Alignment algorithms provide a valuable approach for gaining biological understanding from gene-expression time series. A variety of methods have been employed for such analyses, including dynamic time warping, linear alignment algorithms and multi-segment alignment methods.

We have presented new methods which advance the state of the art in two ways. Most importantly, we have developed an algorithm which is able to compute clustered alignments. This algorithm relaxes the assumption, common to previous work in expression time-series alignment, that all genes should be warped in the same way. Instead, our method identifies sets of genes that share a common alignment. It does this by simultaneously clustering genes and computing a shared alignment for the genes in each cluster. The second contribution introduced here is a new multi-segment alignment method, called SCOW, that features the ability to calculate ‘shorted’ alignments, a correlation-based scoring function, and an efficient dynamic programming algorithm for computing alignments.

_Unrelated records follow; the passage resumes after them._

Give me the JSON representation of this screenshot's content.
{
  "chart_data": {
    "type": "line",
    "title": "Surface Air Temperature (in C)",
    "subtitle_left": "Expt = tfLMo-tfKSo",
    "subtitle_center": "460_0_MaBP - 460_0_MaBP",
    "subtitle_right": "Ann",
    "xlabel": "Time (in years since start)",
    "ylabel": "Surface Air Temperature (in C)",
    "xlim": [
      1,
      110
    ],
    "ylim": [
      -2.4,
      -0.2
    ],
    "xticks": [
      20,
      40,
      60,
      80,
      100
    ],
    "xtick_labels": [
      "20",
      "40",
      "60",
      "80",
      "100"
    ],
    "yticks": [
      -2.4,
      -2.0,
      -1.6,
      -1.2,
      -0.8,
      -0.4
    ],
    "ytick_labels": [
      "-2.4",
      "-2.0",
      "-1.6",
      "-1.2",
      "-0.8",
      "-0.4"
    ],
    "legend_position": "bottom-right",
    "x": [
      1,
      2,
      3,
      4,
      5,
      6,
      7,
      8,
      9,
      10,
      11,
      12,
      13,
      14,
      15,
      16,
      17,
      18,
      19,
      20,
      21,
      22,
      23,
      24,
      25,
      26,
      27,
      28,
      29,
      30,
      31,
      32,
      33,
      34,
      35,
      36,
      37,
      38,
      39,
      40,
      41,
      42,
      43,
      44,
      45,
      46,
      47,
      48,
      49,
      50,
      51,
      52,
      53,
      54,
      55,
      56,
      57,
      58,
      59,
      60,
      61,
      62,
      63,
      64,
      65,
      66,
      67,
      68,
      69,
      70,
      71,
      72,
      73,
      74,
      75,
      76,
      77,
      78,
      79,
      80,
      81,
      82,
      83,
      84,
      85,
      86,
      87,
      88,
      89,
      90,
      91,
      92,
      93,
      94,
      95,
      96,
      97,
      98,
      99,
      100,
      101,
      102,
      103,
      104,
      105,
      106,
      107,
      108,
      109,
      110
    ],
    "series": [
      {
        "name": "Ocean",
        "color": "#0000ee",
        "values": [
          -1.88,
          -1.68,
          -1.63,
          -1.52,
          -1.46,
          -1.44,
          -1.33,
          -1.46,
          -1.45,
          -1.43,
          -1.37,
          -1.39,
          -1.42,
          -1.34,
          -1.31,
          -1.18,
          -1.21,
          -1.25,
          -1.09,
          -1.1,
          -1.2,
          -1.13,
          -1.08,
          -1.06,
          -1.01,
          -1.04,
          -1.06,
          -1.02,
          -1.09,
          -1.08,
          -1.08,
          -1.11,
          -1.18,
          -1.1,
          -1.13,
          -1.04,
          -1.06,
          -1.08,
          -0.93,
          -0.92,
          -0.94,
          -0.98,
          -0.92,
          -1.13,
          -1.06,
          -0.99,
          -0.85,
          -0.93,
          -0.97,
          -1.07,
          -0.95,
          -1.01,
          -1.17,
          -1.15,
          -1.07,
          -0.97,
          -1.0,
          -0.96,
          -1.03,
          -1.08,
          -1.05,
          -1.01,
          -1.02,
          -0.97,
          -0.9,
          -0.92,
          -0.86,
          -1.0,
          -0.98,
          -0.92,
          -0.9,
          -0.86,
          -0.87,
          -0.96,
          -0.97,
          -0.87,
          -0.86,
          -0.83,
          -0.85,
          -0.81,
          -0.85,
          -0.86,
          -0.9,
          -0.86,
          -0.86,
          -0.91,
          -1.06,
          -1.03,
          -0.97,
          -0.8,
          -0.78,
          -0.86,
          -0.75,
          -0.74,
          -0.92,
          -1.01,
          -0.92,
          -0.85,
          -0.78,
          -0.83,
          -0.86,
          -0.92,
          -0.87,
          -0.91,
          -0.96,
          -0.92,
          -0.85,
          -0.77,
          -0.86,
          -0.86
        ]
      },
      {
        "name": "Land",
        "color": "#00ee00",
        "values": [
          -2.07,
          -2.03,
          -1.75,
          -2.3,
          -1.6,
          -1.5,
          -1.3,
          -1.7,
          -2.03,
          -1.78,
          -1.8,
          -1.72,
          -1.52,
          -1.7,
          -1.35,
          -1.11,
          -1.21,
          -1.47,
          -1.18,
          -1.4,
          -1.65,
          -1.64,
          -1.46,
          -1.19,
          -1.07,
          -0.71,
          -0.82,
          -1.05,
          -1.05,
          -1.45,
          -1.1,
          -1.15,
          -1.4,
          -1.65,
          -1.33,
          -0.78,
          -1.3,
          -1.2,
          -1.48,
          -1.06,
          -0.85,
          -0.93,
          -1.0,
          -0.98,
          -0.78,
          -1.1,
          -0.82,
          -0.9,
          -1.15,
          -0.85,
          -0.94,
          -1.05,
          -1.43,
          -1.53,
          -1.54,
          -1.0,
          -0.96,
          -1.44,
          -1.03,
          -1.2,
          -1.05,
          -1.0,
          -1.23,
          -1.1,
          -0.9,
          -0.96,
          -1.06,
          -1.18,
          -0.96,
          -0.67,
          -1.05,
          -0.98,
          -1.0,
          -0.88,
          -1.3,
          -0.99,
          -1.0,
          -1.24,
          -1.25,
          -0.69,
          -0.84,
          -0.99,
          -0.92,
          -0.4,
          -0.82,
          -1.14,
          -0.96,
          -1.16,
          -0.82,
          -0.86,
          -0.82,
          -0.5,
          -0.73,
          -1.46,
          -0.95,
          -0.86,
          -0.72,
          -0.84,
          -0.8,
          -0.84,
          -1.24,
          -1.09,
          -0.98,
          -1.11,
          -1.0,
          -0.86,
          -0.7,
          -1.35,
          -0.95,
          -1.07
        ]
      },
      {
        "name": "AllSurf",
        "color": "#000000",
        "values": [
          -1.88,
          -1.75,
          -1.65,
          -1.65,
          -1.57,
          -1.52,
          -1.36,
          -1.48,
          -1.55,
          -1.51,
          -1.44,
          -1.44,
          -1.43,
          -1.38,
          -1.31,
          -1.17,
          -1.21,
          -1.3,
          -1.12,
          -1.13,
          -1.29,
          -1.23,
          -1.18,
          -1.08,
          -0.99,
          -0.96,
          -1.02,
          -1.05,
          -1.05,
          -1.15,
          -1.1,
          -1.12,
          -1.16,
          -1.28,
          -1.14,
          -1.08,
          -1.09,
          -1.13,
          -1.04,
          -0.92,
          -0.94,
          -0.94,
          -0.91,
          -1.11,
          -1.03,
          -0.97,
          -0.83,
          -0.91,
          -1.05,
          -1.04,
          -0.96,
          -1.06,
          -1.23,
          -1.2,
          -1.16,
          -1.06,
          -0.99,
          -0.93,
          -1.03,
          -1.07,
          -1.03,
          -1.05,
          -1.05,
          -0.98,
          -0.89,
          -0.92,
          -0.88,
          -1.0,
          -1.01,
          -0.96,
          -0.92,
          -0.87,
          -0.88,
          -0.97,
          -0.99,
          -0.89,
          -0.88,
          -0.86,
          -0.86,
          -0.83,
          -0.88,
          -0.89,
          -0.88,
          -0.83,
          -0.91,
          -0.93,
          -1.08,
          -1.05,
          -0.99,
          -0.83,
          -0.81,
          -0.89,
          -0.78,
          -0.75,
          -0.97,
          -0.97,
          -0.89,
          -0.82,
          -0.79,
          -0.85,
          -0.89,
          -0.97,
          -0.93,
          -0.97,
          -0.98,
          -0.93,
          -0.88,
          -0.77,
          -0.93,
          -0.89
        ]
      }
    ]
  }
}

The results of our empirical evaluation indicate that both the clustered alignment approach and SCOW improve the accuracy of alignments computed with sparse time series from a toxicogenomics dataset. Additionally, we applied our clustered alignment approach to a dataset involving a conditional Mop3 knockout in mouse liver. This analysis illustrates the power of the clustered alignment approach to find sets of genes that share similar temporal distortions.

Funding: National Institutes of Health/NIEHS (grant R01-ES012752); National Institutes of Health/NLM (grant R01-LM07050); National Institutes of Health/NCI (grants P30-CA014520 and T32-CA009135).

Conflict of Interest: none declared.